Centrale nel Cyberpunk è il concetto di Realtà Virtuale, dove le banche dati mondiali formano un tipo di macchina ambientale nella quale un umano può entrare collegandosi attraverso un jack ed una tastiera e proiettare "la propria coscienza disincarnata nell’allucinazione consensuale che è la matrice" (Cyberspazio). La parte della parola che si riferisce al "punk" riprende una terminologia del Rock ‘n Roll degli anni ‘70. Punk significa giovane, aggressivo, alienato e in lotta contro l’ Establishment.

La disillusione punk, spesso multiforme, con il progressivo deteriorarsi delle illusioni, è un importante componente di questi lavori.

Le banche dati sono molto più che una sola componente del Cyberpunk. La massa delle informazioni spesso occultate in maniera subliminale, ha dall’inizio caratterizzato l’attuale stile cyberpunk. Un importante precursore del genere fu il film Blade Runner (1982) che con il suo affresco di un Futuro prossimo venturo - dove sgradevoli, piovose e affollate strade sono attraversate da enormi pubblicità di prodotti giapponesi alternate a fatiscenti strade ad alta tecnologia - diventa nell’intensità delle sue caotiche visioni, una precisa linea di demarcazione per lo scenario cyberpunk. Ancora più centrali nell’etica cyberpunk, comunque, sono i film di David Cronenberg, come Videodrome (1982) nella loro enfasi della metamorfosi corporale, della saturazione dei media e del sesso distruttivo.
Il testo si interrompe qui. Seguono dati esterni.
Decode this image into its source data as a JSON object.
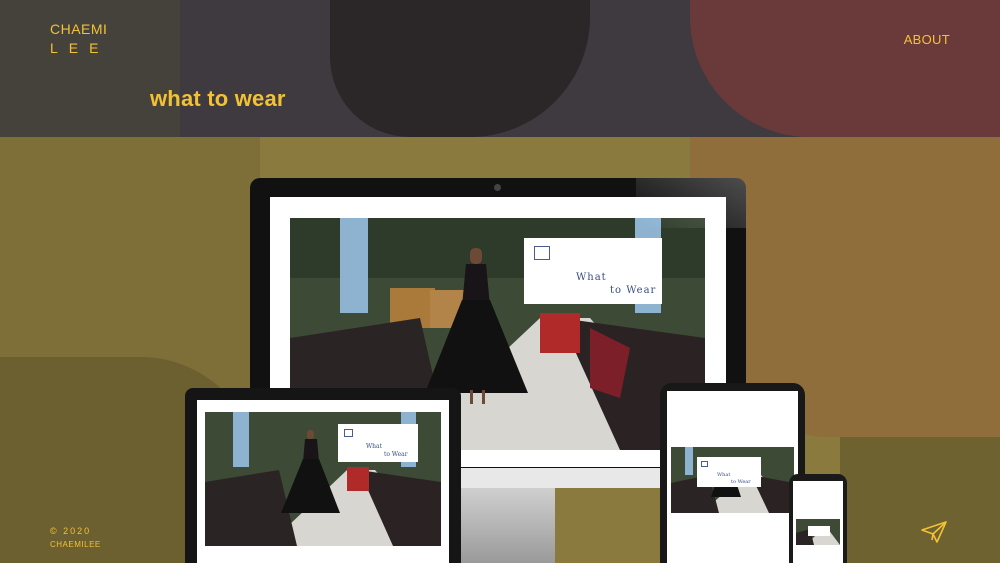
{
  "brand": {
    "line1": "CHAEMI",
    "line2": "LEE"
  },
  "nav": {
    "about_label": "ABOUT"
  },
  "page": {
    "title": "what to wear"
  },
  "footer": {
    "copyright": "© 2020",
    "name": "CHAEMILEE"
  },
  "mockup": {
    "card_line1": "What",
    "card_line2": "to Wear"
  },
  "colors": {
    "accent": "#f2c234",
    "header_bg": "#3f3a3f",
    "body_bg": "#8a7a3e"
  },
  "icons": {
    "send": "paper-plane-icon",
    "hanger": "hanger-icon"
  }
}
Naturalmente il Cyberpunk non nasce così di sana pianta all’improvviso nella mente di Gibson. Certamente critici oppositori hanno gioito nel localizzare i discendenti del Cyberpunk, come se tutto ciò screditasse l’intero movimento ma ovviamente questo genere può essere considerato la summa di idee che apparvero molto prima, senza che questo possa sorprendere o danneggiare.

Testi precedenti includono "Limbo" di Bernard Wolfe (1952); "Tiger! Tiger!" di Alfred Bester (1956) con il suo antieroe protopunk; "The soft machine" di William S. Burroughs (1961) e i suoi svariati sequel di droga e fantasie biologiche; "Nova" di Samuel R. Delany (1968), "The girl who was plugged in" di James Tiptree Jr. (1973); "Easy travel to other planet" di Ted Mooney (1981). Altri discendenti includerebbero Ballard, Brunner, Spinrad, Varley e sicuramente Thomas Pinchon.
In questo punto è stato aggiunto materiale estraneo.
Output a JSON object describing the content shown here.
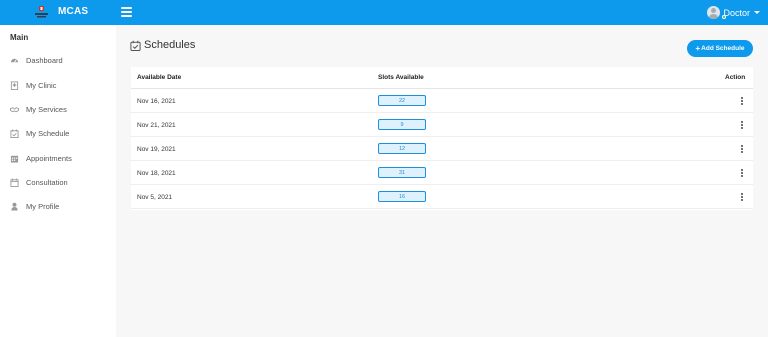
{
  "brand": {
    "name": "MCAS"
  },
  "user": {
    "name": "Doctor"
  },
  "sidebar": {
    "title": "Main",
    "items": [
      {
        "label": "Dashboard",
        "icon": "dashboard-icon"
      },
      {
        "label": "My Clinic",
        "icon": "clinic-icon"
      },
      {
        "label": "My Services",
        "icon": "handshake-icon"
      },
      {
        "label": "My Schedule",
        "icon": "calendar-check-icon"
      },
      {
        "label": "Appointments",
        "icon": "calendar-icon"
      },
      {
        "label": "Consultation",
        "icon": "calendar-blank-icon"
      },
      {
        "label": "My Profile",
        "icon": "user-icon"
      }
    ]
  },
  "page": {
    "title": "Schedules",
    "add_button": "Add Schedule"
  },
  "table": {
    "headers": {
      "date": "Available Date",
      "slots": "Slots Available",
      "action": "Action"
    },
    "rows": [
      {
        "date": "Nov 16, 2021",
        "slots": "22"
      },
      {
        "date": "Nov 21, 2021",
        "slots": "9"
      },
      {
        "date": "Nov 19, 2021",
        "slots": "12"
      },
      {
        "date": "Nov 18, 2021",
        "slots": "31"
      },
      {
        "date": "Nov 5, 2021",
        "slots": "16"
      }
    ]
  },
  "colors": {
    "primary": "#0d99ec",
    "badge_border": "#1b8fe0",
    "badge_bg": "#dff1fd",
    "online": "#27c24c"
  }
}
Il Cyberpunk è perlopiù un movimento politico, e non solo una forma di fiction fine a se stessa. Non c’è stato nient’altro di simile nel mondo della Fantascienza dalla New Wave del 1960. Nelle Conventions, nelle riviste (specialmente dal 1987 in una semiprozine critica "Science Fiction Eye) in ogni sorta di media, gli appassionati e talvolta eccitati argomenti che prendono piede già dal 1985 affermano il cyberpunk come forma e indirizzo nel lento, compiacente mondo delle pubblicazioni sf.

Il fervore di Bruce Sterling in tutto ciò è stato messianico, e fu lui a pubblicare la prima antologia che influenzò il movimento: "Mirrorshades: the cyberpunk anthology" (1986) la cui prefazione è un manifesto. Gli argomenti di Sterling e di vari suoi colleghi non furono solo vigorosi, ma anche intelligenti, per le forme di cambiamento del nostro mondo ( in particolare riguardanti le informazioni tecnologiche e l’ingegneria biologica) e molti lettori furono attratti dal fatto che un gruppo di scrittori di sf cavalcassero l’onda del grande cambiamento col passato, dando un nuovo senso del futuro.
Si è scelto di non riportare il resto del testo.